Another problem is you’re doing a procedure that’s essentially “in- vivo”, which means that is done on the body. In contrast to a strip where you’re putting the tissue under a microscope and have complete control over the dissection, when extracting directly from the scalp, you really don’t have as much visibility as far as the angle of the hair and other aspect of the surgery because you’re essentially doing the hair transplant dissection blind.

To partially circumvent this problem, we’ve modified the instrument used for follicular unit extraction.

I just recently described a new instrument (see Instrumentation for 3-Step FUE) where we actually go down around the follicular unit with a sharp instrument, score it, and then use a more blunt instrument to remove the rest of the follicles from their surrounding tissue to decrease the damage, but it’s still not quite as good as performing the dissection under a microscope.

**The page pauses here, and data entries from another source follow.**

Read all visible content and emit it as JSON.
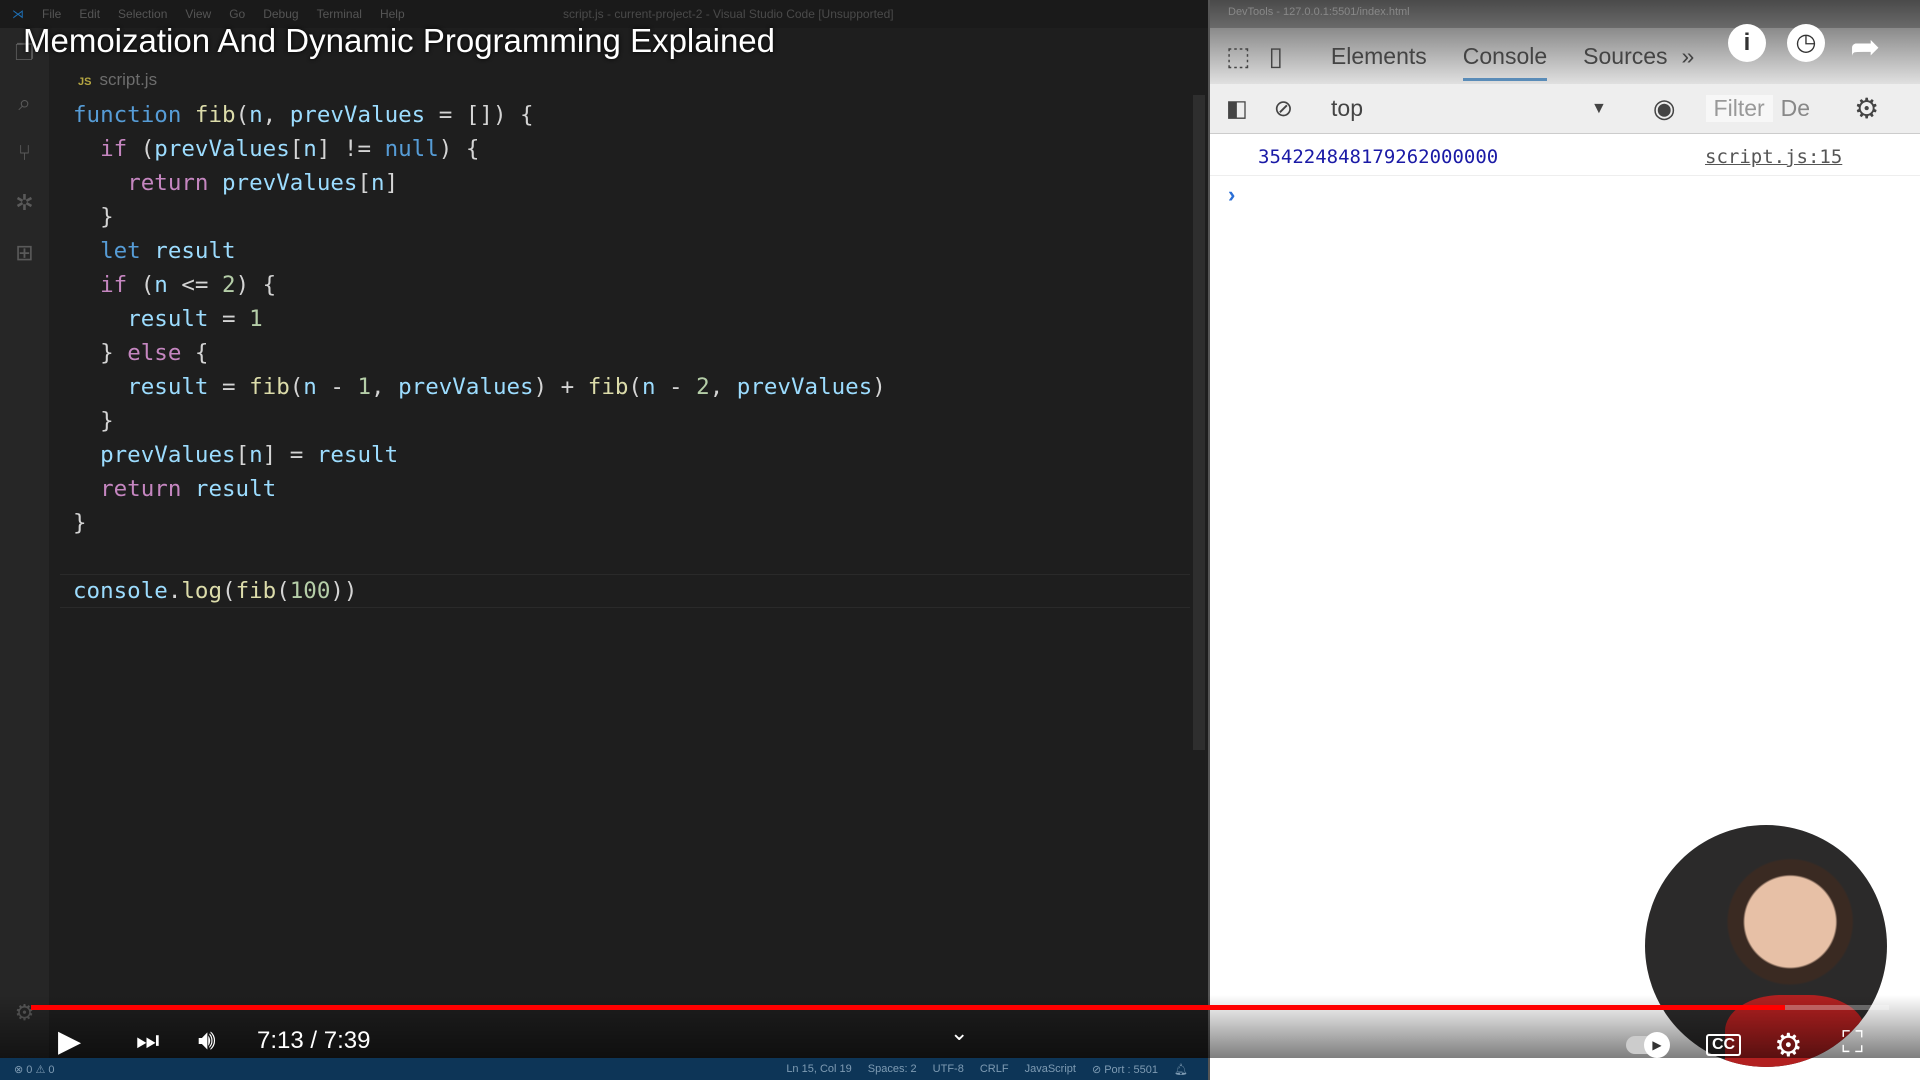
{
  "video": {
    "title": "Memoization And Dynamic Programming Explained",
    "current_time": "7:13",
    "duration": "7:39",
    "time_sep": " / ",
    "progress_percent": 94.4,
    "buffered_percent": 99.9
  },
  "vscode": {
    "menu": [
      "File",
      "Edit",
      "Selection",
      "View",
      "Go",
      "Debug",
      "Terminal",
      "Help"
    ],
    "window_title": "script.js - current-project-2 - Visual Studio Code [Unsupported]",
    "tab": "script.js",
    "tab_icon": "JS",
    "status": {
      "left": "⊗ 0 ⚠ 0",
      "items": [
        "Ln 15, Col 19",
        "Spaces: 2",
        "UTF-8",
        "CRLF",
        "JavaScript",
        "⊘ Port : 5501"
      ]
    }
  },
  "code_lines": [
    [
      [
        "kw",
        "function "
      ],
      [
        "fn",
        "fib"
      ],
      [
        "",
        "("
      ],
      [
        "v",
        "n"
      ],
      [
        "",
        ", "
      ],
      [
        "v",
        "prevValues"
      ],
      [
        "",
        " = []) {"
      ]
    ],
    [
      [
        "",
        "  "
      ],
      [
        "kc",
        "if"
      ],
      [
        "",
        " ("
      ],
      [
        "v",
        "prevValues"
      ],
      [
        "",
        "["
      ],
      [
        "v",
        "n"
      ],
      [
        "",
        "] != "
      ],
      [
        "kw",
        "null"
      ],
      [
        "",
        ") {"
      ]
    ],
    [
      [
        "",
        "    "
      ],
      [
        "kc",
        "return "
      ],
      [
        "v",
        "prevValues"
      ],
      [
        "",
        "["
      ],
      [
        "v",
        "n"
      ],
      [
        "",
        "]"
      ]
    ],
    [
      [
        "",
        "  }"
      ]
    ],
    [
      [
        "",
        "  "
      ],
      [
        "kw",
        "let "
      ],
      [
        "v",
        "result"
      ]
    ],
    [
      [
        "",
        "  "
      ],
      [
        "kc",
        "if"
      ],
      [
        "",
        " ("
      ],
      [
        "v",
        "n"
      ],
      [
        "",
        " <= "
      ],
      [
        "n",
        "2"
      ],
      [
        "",
        ") {"
      ]
    ],
    [
      [
        "",
        "    "
      ],
      [
        "v",
        "result"
      ],
      [
        "",
        " = "
      ],
      [
        "n",
        "1"
      ]
    ],
    [
      [
        "",
        "  } "
      ],
      [
        "kc",
        "else"
      ],
      [
        "",
        " {"
      ]
    ],
    [
      [
        "",
        "    "
      ],
      [
        "v",
        "result"
      ],
      [
        "",
        " = "
      ],
      [
        "fn",
        "fib"
      ],
      [
        "",
        "("
      ],
      [
        "v",
        "n"
      ],
      [
        "",
        " - "
      ],
      [
        "n",
        "1"
      ],
      [
        "",
        ", "
      ],
      [
        "v",
        "prevValues"
      ],
      [
        "",
        ") + "
      ],
      [
        "fn",
        "fib"
      ],
      [
        "",
        "("
      ],
      [
        "v",
        "n"
      ],
      [
        "",
        " - "
      ],
      [
        "n",
        "2"
      ],
      [
        "",
        ", "
      ],
      [
        "v",
        "prevValues"
      ],
      [
        "",
        ")"
      ]
    ],
    [
      [
        "",
        "  }"
      ]
    ],
    [
      [
        "",
        "  "
      ],
      [
        "v",
        "prevValues"
      ],
      [
        "",
        "["
      ],
      [
        "v",
        "n"
      ],
      [
        "",
        "] = "
      ],
      [
        "v",
        "result"
      ]
    ],
    [
      [
        "",
        "  "
      ],
      [
        "kc",
        "return "
      ],
      [
        "v",
        "result"
      ]
    ],
    [
      [
        "",
        "}"
      ]
    ],
    [
      [
        "",
        ""
      ]
    ],
    [
      [
        "v",
        "console"
      ],
      [
        "",
        "."
      ],
      [
        "fn",
        "log"
      ],
      [
        "",
        "("
      ],
      [
        "fn",
        "fib"
      ],
      [
        "",
        "("
      ],
      [
        "n",
        "100"
      ],
      [
        "",
        "))"
      ]
    ]
  ],
  "devtools": {
    "window_title": "DevTools - 127.0.0.1:5501/index.html",
    "tabs": [
      "Elements",
      "Console",
      "Sources"
    ],
    "active_tab": "Console",
    "context": "top",
    "filter_placeholder": "Filter",
    "levels": "De",
    "log_value": "354224848179262000000",
    "log_source": "script.js:15",
    "prompt": "›"
  }
}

So although we initially hoped that follicular extraction might replace using the strip, it turns out that it’s really best used as a supplemental hair restoration procedure. So it’s good for people that need to keep their hair very, very short on the back and sides and it’s also useful in the person that has had a problem with a strip incision. If someone has a linear scar that is a cosmetic problem, we can use follicular extraction to take hair from around the scar and just place it into the scar to make that scar less visible.

Interviewer: That sounds like a good use. What about for people that have a very damaged donor area from poor strip incisions in the past? Is that what you were just talking about?

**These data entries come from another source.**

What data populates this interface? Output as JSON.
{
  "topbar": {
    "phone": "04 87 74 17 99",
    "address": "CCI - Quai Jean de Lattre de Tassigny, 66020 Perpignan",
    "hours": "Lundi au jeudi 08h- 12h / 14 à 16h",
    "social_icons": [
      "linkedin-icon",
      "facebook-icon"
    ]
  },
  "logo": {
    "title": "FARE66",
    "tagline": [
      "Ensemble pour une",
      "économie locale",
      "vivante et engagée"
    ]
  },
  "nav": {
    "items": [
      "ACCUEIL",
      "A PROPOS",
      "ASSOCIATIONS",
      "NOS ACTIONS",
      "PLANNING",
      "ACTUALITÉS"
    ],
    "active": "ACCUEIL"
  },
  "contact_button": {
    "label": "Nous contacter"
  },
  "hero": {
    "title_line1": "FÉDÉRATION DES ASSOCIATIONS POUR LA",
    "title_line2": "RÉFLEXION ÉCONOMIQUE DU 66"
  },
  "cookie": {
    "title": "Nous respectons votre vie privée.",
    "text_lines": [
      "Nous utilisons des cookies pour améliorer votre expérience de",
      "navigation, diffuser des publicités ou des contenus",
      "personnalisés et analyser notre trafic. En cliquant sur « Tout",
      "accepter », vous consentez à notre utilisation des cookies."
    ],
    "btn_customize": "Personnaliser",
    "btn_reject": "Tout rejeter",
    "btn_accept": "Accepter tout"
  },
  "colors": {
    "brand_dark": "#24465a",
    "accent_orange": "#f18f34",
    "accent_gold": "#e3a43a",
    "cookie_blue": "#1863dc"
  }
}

Dr. Bernstein: Actually, that wasn’t what I was referring to. What I was referring to is when people have a donor area with a visible scar. In this situation, you can take hair from other areas and put it into the scar to make it les visible.

It turns out that when people have very scarred donor area from the old techniques, it’s very, very hard to extract follicles out of that scar tissue and extraction actually causes wastage, so it’s not quite as useful a tool for very scarred scalps as we had initially thought.

Another important point is that for people that have early hair loss who want to have extraction thinking that they need only a limited number of graphs, are thinking only short-term. Those people with early hair loss often become very bald. Eventually, because extraction’s a less efficient procedure, we may have to go back to a hair transplant procedure using a strip excision just to get enough hair.

So it’s really a double-edged sword. It’s a nice tweaky procedure, but it’s not quite as robust in the sense that it doesn’t give us quite the volume of hair as a strip does. And usually the amount of hair is the ultimate constraint in all hair transplantation. Trying to get the most hair is really the goal.